With speculation that Russia will soon acquire “hundreds” of armed and unarmed drones from Iran, the inevitable question of how Moscow plans to use them in its grinding war in Ukraine arises. When the White House publicised the alleged sale in mid-July, Samuel Bendett, a research analyst with the Center for Naval Analyses, reasonably speculated that a number of these drones could be loitering munitions, also known as suicide drones.
“One of the biggest lessons Russians took from 2020 Nagorno-Karabakh war was mass use of loitering munitions is key to military success,” he tweeted. “So if Iran is supplying ‘several hundred’ drones to Russia, its highly likely that loitering munitions are part of the transfer.”
In that fall 2020 war, Azerbaijan used Israeli-built Harop loitering munitions to destroy Armenian S-300 air defence missile systems, the same kind of mobile long-range Soviet-era systems Ukraine is effectively using against intruding Russian aircraft today.
Does Russia hope to replicate Azerbaijan’s success using Iranian-made drones? Does Tehran even have drones as sophisticated as the Harop to offer Moscow?
“Iran has been a great student of drone technology over the past 20 years, developing its own and reverse-engineering captured U.S. and Israeli technology when presented with an opportunity,” Bendett told me.
“Even if their loitering munitions would not exactly match the Harop’s specs, then (they) would be compatible, given that Iran has several classes of loitering munitions.”
James Rogers, the DIAS Associate Professor in War Studies at the University of Southern Denmark (SDU), pointed out that Iranian loitering munitions, such as the Ra’ad 85, “have less range and flight time when compared to the Israeli Harops Azerbaijan used in the 2020 war.”
“Nevertheless, Iran’s systems are reported to work in an electronic warfare environment and have the ability to strike larger fixed and mobile targets,” he told me. “Iran also has the battle-hardened Ababil III drone, which has been used in a loitering capacity, with proximity fuse air-burst munitions targeting high-profile military personnel.”

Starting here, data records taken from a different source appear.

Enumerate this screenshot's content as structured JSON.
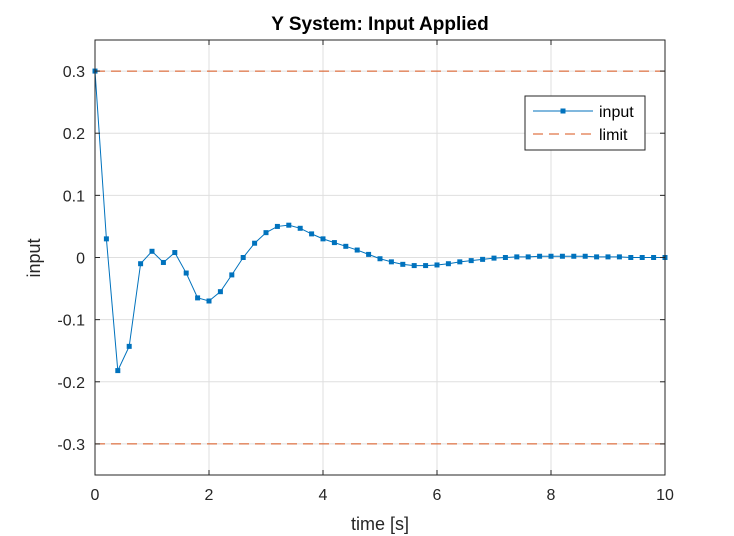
{
  "chart_data": {
    "type": "line",
    "title": "Y System: Input Applied",
    "xlabel": "time [s]",
    "ylabel": "input",
    "xlim": [
      0,
      10
    ],
    "ylim": [
      -0.35,
      0.35
    ],
    "xticks": [
      0,
      2,
      4,
      6,
      8,
      10
    ],
    "xtick_labels": [
      "0",
      "2",
      "4",
      "6",
      "8",
      "10"
    ],
    "yticks": [
      0.3,
      0.2,
      0.1,
      0,
      -0.1,
      -0.2,
      -0.3
    ],
    "ytick_labels": [
      "0.3",
      "0.2",
      "0.1",
      "0",
      "-0.1",
      "-0.2",
      "-0.3"
    ],
    "grid": true,
    "legend_position": "top-right",
    "series": [
      {
        "name": "input",
        "color": "#0072BD",
        "style": "solid-with-square-markers",
        "x": [
          0,
          0.2,
          0.4,
          0.6,
          0.8,
          1.0,
          1.2,
          1.4,
          1.6,
          1.8,
          2.0,
          2.2,
          2.4,
          2.6,
          2.8,
          3.0,
          3.2,
          3.4,
          3.6,
          3.8,
          4.0,
          4.2,
          4.4,
          4.6,
          4.8,
          5.0,
          5.2,
          5.4,
          5.6,
          5.8,
          6.0,
          6.2,
          6.4,
          6.6,
          6.8,
          7.0,
          7.2,
          7.4,
          7.6,
          7.8,
          8.0,
          8.2,
          8.4,
          8.6,
          8.8,
          9.0,
          9.2,
          9.4,
          9.6,
          9.8,
          10.0
        ],
        "y": [
          0.3,
          0.03,
          -0.182,
          -0.143,
          -0.01,
          0.01,
          -0.008,
          0.008,
          -0.025,
          -0.065,
          -0.07,
          -0.055,
          -0.028,
          0.0,
          0.023,
          0.04,
          0.05,
          0.052,
          0.047,
          0.038,
          0.03,
          0.024,
          0.018,
          0.012,
          0.005,
          -0.002,
          -0.007,
          -0.011,
          -0.013,
          -0.013,
          -0.012,
          -0.01,
          -0.007,
          -0.005,
          -0.003,
          -0.001,
          0.0,
          0.001,
          0.001,
          0.002,
          0.002,
          0.002,
          0.002,
          0.002,
          0.001,
          0.001,
          0.001,
          0.0,
          0.0,
          0.0,
          0.0
        ]
      },
      {
        "name": "limit",
        "color": "#D95319",
        "style": "dashed",
        "lines": [
          0.3,
          -0.3
        ]
      }
    ]
  }
}
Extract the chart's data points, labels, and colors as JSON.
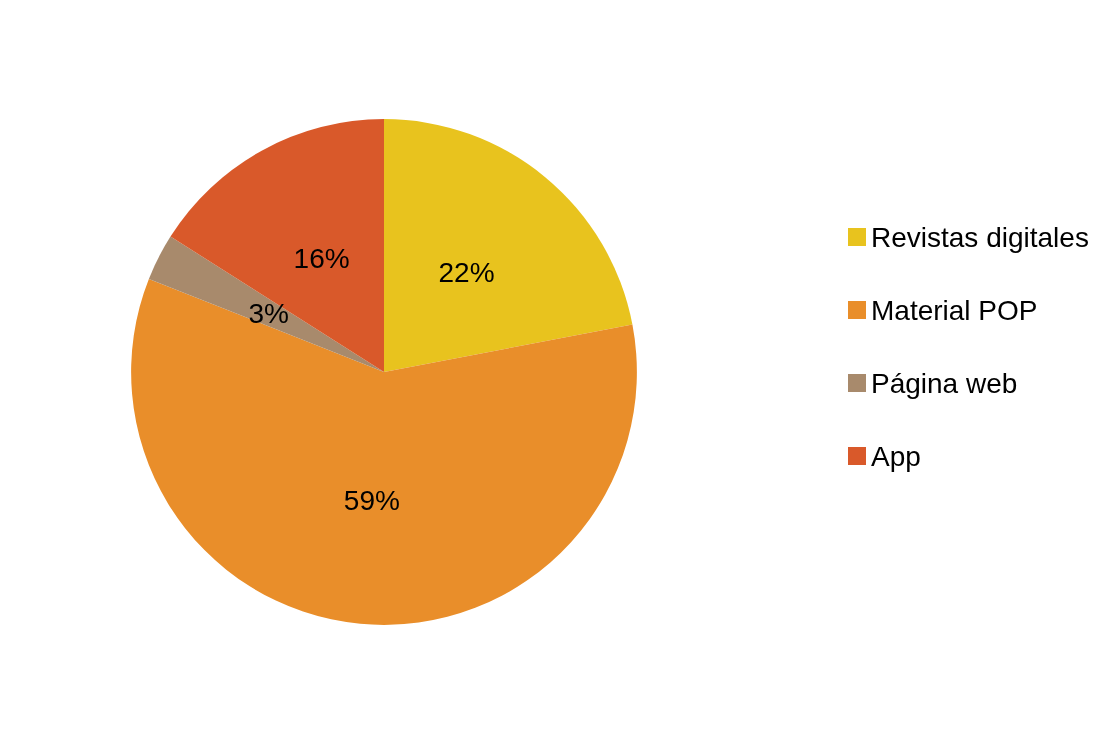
{
  "chart_data": {
    "type": "pie",
    "categories": [
      "Revistas digitales",
      "Material POP",
      "Página web",
      "App"
    ],
    "values": [
      22,
      59,
      3,
      16
    ],
    "colors": [
      "#e8c31e",
      "#e98e2a",
      "#a88a6c",
      "#d9592a"
    ],
    "value_labels": [
      "22%",
      "59%",
      "3%",
      "16%"
    ],
    "legend": "right"
  }
}
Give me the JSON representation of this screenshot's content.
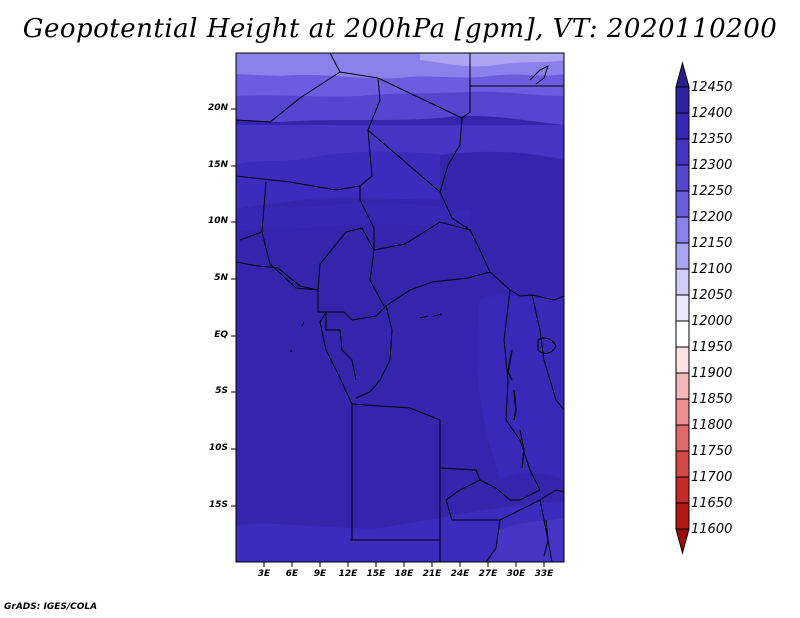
{
  "title": "Geopotential Height at 200hPa [gpm], VT: 2020110200",
  "credit": "GrADS: IGES/COLA",
  "map": {
    "lat_labels": [
      "20N",
      "15N",
      "10N",
      "5N",
      "EQ",
      "5S",
      "10S",
      "15S"
    ],
    "lon_labels": [
      "3E",
      "6E",
      "9E",
      "12E",
      "15E",
      "18E",
      "21E",
      "24E",
      "27E",
      "30E",
      "33E"
    ]
  },
  "colorbar": {
    "levels": [
      "12450",
      "12400",
      "12350",
      "12300",
      "12250",
      "12200",
      "12150",
      "12100",
      "12050",
      "12000",
      "11950",
      "11900",
      "11850",
      "11800",
      "11750",
      "11700",
      "11650",
      "11600"
    ],
    "colors": [
      "#2a1c8c",
      "#2f22a3",
      "#3628b5",
      "#4535c4",
      "#5546d0",
      "#6a5de0",
      "#8a82ec",
      "#aba6f3",
      "#cfccf8",
      "#ece9fc",
      "#ffffff",
      "#fbe2e2",
      "#f5b8b8",
      "#ec9090",
      "#e06a6a",
      "#d44848",
      "#c42a2a",
      "#b01818",
      "#9c0c0c"
    ]
  }
}
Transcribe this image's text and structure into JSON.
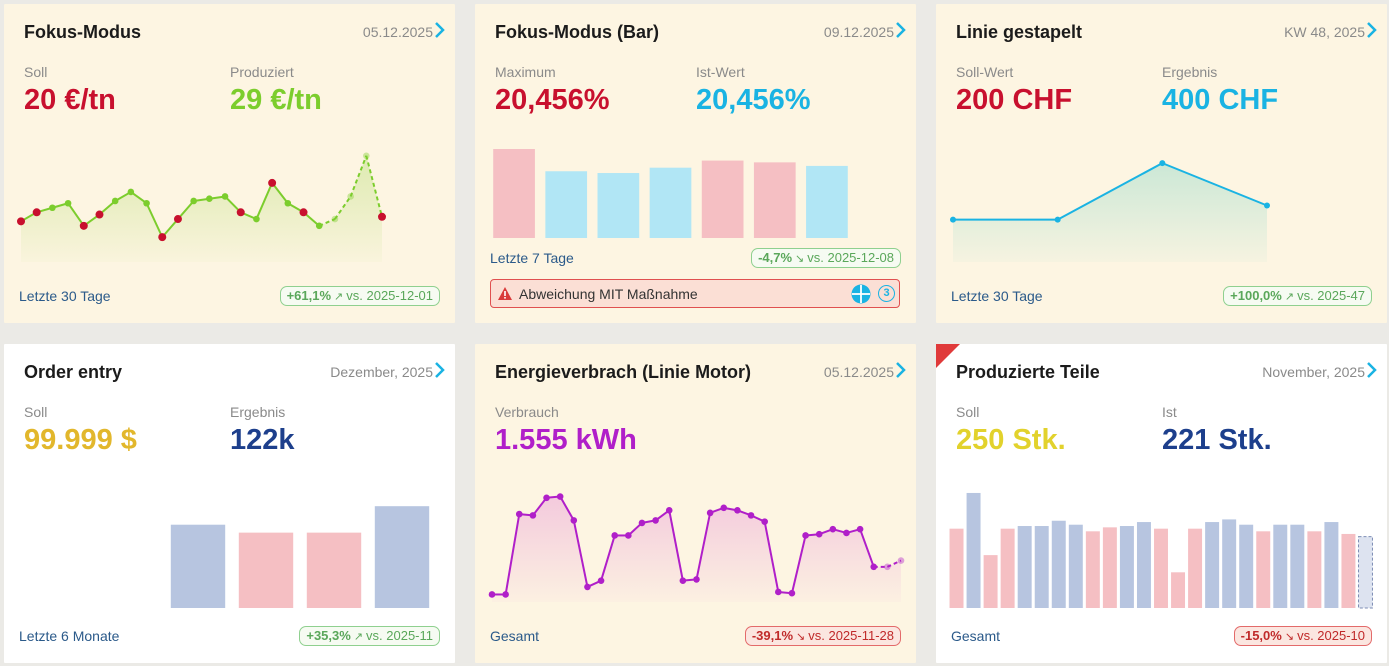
{
  "colors": {
    "red": "#c8102e",
    "green": "#7ccd2d",
    "cyan": "#1ab3e3",
    "gold": "#e2b72c",
    "navy": "#1d3f8c",
    "purple": "#b01fc9",
    "pink": "#f5bfc3",
    "lightcyan": "#b1e6f5",
    "slate": "#b7c5e0"
  },
  "cards": [
    {
      "title": "Fokus-Modus",
      "date": "05.12.2025",
      "left": {
        "label": "Soll",
        "value": "20 €/tn"
      },
      "right": {
        "label": "Produziert",
        "value": "29 €/tn"
      },
      "footer": "Letzte 30 Tage",
      "badge": {
        "pct": "+61,1%",
        "text": "vs. 2025-12-01"
      }
    },
    {
      "title": "Fokus-Modus (Bar)",
      "date": "09.12.2025",
      "left": {
        "label": "Maximum",
        "value": "20,456%"
      },
      "right": {
        "label": "Ist-Wert",
        "value": "20,456%"
      },
      "footer": "Letzte 7 Tage",
      "badge": {
        "pct": "-4,7%",
        "text": "vs. 2025-12-08"
      },
      "alert": {
        "text": "Abweichung MIT Maßnahme",
        "count": "3"
      }
    },
    {
      "title": "Linie gestapelt",
      "date": "KW 48, 2025",
      "left": {
        "label": "Soll-Wert",
        "value": "200 CHF"
      },
      "right": {
        "label": "Ergebnis",
        "value": "400 CHF"
      },
      "footer": "Letzte 30 Tage",
      "badge": {
        "pct": "+100,0%",
        "text": "vs. 2025-47"
      }
    },
    {
      "title": "Order entry",
      "date": "Dezember, 2025",
      "left": {
        "label": "Soll",
        "value": "99.999 $"
      },
      "right": {
        "label": "Ergebnis",
        "value": "122k"
      },
      "footer": "Letzte 6 Monate",
      "badge": {
        "pct": "+35,3%",
        "text": "vs. 2025-11"
      }
    },
    {
      "title": "Energieverbrach (Linie Motor)",
      "date": "05.12.2025",
      "left": {
        "label": "Verbrauch",
        "value": "1.555 kWh"
      },
      "footer": "Gesamt",
      "badge": {
        "pct": "-39,1%",
        "text": "vs. 2025-11-28"
      }
    },
    {
      "title": "Produzierte Teile",
      "date": "November, 2025",
      "left": {
        "label": "Soll",
        "value": "250 Stk."
      },
      "right": {
        "label": "Ist",
        "value": "221 Stk."
      },
      "footer": "Gesamt",
      "badge": {
        "pct": "-15,0%",
        "text": "vs. 2025-10"
      }
    }
  ],
  "chart_data": [
    {
      "type": "line",
      "title": "Fokus-Modus",
      "values": [
        58,
        62,
        64,
        66,
        56,
        61,
        67,
        71,
        66,
        51,
        59,
        67,
        68,
        69,
        62,
        59,
        75,
        66,
        62,
        56,
        59,
        69,
        87,
        60
      ],
      "below_target_points": [
        0,
        1,
        4,
        5,
        9,
        10,
        14,
        16,
        18,
        23
      ],
      "projected_from": 19
    },
    {
      "type": "bar",
      "title": "Fokus-Modus (Bar)",
      "values": [
        100,
        75,
        73,
        79,
        87,
        85,
        81
      ],
      "colors": [
        "pink",
        "lightcyan",
        "lightcyan",
        "lightcyan",
        "pink",
        "pink",
        "lightcyan"
      ]
    },
    {
      "type": "area",
      "title": "Linie gestapelt",
      "values": [
        200,
        200,
        400,
        250
      ]
    },
    {
      "type": "bar",
      "title": "Order entry",
      "values": [
        63,
        57,
        57,
        77
      ],
      "colors": [
        "slate",
        "pink",
        "pink",
        "slate"
      ]
    },
    {
      "type": "line",
      "title": "Energieverbrach (Linie Motor)",
      "values": [
        6,
        6,
        70,
        69,
        83,
        84,
        65,
        12,
        17,
        53,
        53,
        63,
        65,
        73,
        17,
        18,
        71,
        75,
        73,
        69,
        64,
        8,
        7,
        53,
        54,
        58,
        55,
        58,
        28,
        28,
        33
      ],
      "projected_from": 28
    },
    {
      "type": "bar",
      "title": "Produzierte Teile",
      "values": [
        60,
        87,
        40,
        60,
        62,
        62,
        66,
        63,
        58,
        61,
        62,
        65,
        60,
        27,
        60,
        65,
        67,
        63,
        58,
        63,
        63,
        58,
        65,
        56,
        54
      ],
      "colors": [
        "pink",
        "slate",
        "pink",
        "pink",
        "slate",
        "slate",
        "slate",
        "slate",
        "pink",
        "pink",
        "slate",
        "slate",
        "pink",
        "pink",
        "pink",
        "slate",
        "slate",
        "slate",
        "pink",
        "slate",
        "slate",
        "pink",
        "slate",
        "pink",
        "slate"
      ],
      "projected_last": true
    }
  ]
}
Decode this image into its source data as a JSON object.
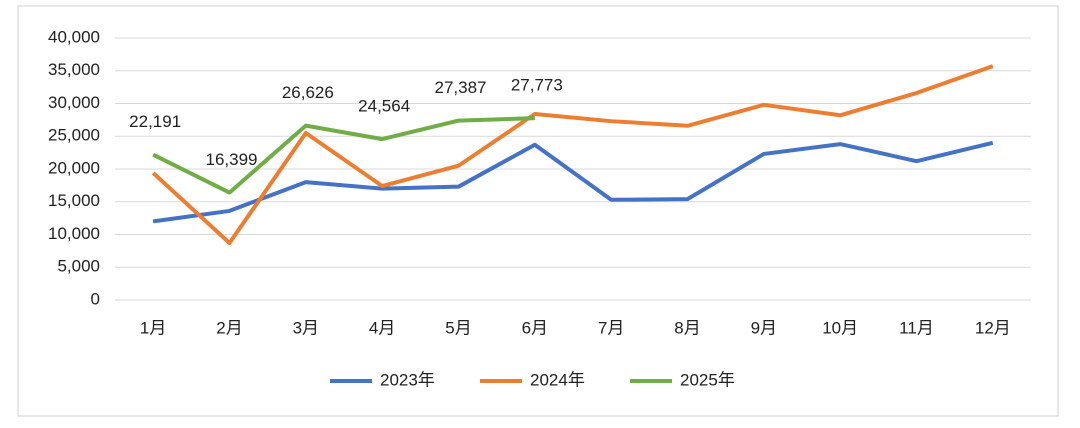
{
  "chart_data": {
    "type": "line",
    "categories": [
      "1月",
      "2月",
      "3月",
      "4月",
      "5月",
      "6月",
      "7月",
      "8月",
      "9月",
      "10月",
      "11月",
      "12月"
    ],
    "series": [
      {
        "name": "2023年",
        "color": "#4472c4",
        "values": [
          12000,
          13600,
          18000,
          17000,
          17300,
          23700,
          15300,
          15400,
          22300,
          23800,
          21200,
          24000
        ]
      },
      {
        "name": "2024年",
        "color": "#ed7d31",
        "values": [
          19400,
          8700,
          25500,
          17400,
          20500,
          28400,
          27300,
          26600,
          29800,
          28200,
          31600,
          35700
        ]
      },
      {
        "name": "2025年",
        "color": "#70ad47",
        "values": [
          22191,
          16399,
          26626,
          24564,
          27387,
          27773,
          null,
          null,
          null,
          null,
          null,
          null
        ],
        "value_labels": [
          "22,191",
          "16,399",
          "26,626",
          "24,564",
          "27,387",
          "27,773",
          null,
          null,
          null,
          null,
          null,
          null
        ]
      }
    ],
    "ylim": [
      0,
      40000
    ],
    "yticks": [
      0,
      {
        "value": 5000,
        "label": "5,000"
      },
      {
        "value": 10000,
        "label": "10,000"
      },
      {
        "value": 15000,
        "label": "15,000"
      },
      {
        "value": 20000,
        "label": "20,000"
      },
      {
        "value": 25000,
        "label": "25,000"
      },
      {
        "value": 30000,
        "label": "30,000"
      },
      {
        "value": 35000,
        "label": "35,000"
      },
      {
        "value": 40000,
        "label": "40,000"
      }
    ],
    "grid": true,
    "legend": "bottom"
  }
}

Rogers believes it will be difficult for Russia to “emulate the technical success” of Azerbaijani Harops against Armenian S-300s with Iranian drones.
“The Harops have an extended communication and loitering range, twice that of the Ra’ad 85 and Ababil III Iranian systems, and are in general perceived to be more reliable,” he said. “Nevertheless, when Iranian designed loitering drones have been deployed in conflict, they have been deployed in multiples, in a rudimentary swarm formation that saturate and overwhelm enemy defenses.”
“If used in this capacity, the Iranian systems may well have an increased impact on the battlefield.”
Bendett noted that the Russians aren’t just worried about Ukrainian S-300s but also the recently supplied U.S.-built long-range surface-to-surface HIMARS artillery rockets.
“At this point, practically all Ukrainian long-range strike capability would be targets for the Russian forces equipped with advanced technology like loitering drones (either their own or Iranian),” he said.
During the conflict in Yemen, the Houthis used Qasef-1/2K loitering munitions, essentially a clone of the Iranian Ababil-2 drone, against Saudi Arabia’s air defenses. Using open-source GPS coordinates of the positions of Saudi MIM-104 Patriot batteries, the Qasef drones would crash into their radars. The Houthis would then fire volleys of missiles at Saudi targets.
“Houthis struck stationary targets with Qasef drones, so any Ukrainian stationary military assets like an air defense battery or a warehouse would be a target,” Bendett said.
Rogers expects Russia to use Iranian drones it receives “in a similar way to how they were used by non-state actors across the Middle East.”
“Iranian loitering munitions have a track record of being used in a ‘swarming tactic’ formation,” he said. “This is when multiple drones are sent at a target all at once to overwhelm enemy air defenses.”
Such tactics mightn’t be a major departure from how Russia has used its airpower in this war so far.
“Russia has been known to do something similar with its air force, using its airpower capacity to saturate Ukrainian defenses,” Rogers said.
“When the two ways of thinking about air power are combined, it will likely see Russia using Iranian drones in saturation attacks against Ukrainian targets.”
Bendett anticipates Moscow using different tactics “to take out Ukrainian stationary and mobile targets, anything from soldiers, weapons, machinery and artillery on the move to port facilities, warehouses and command and control centers.”
“Russia took a very serious look at the Azerbaijani success in the Nagorno-Karabakh war, and one lesson it drew from that conflict is that loitering munitions and combat drones are key to modern warfare success,” he said.
“So once/if this technology is transferred, Russia gains a significant aerial asset that will be unleashed against Ukrainian forces,” he concluded.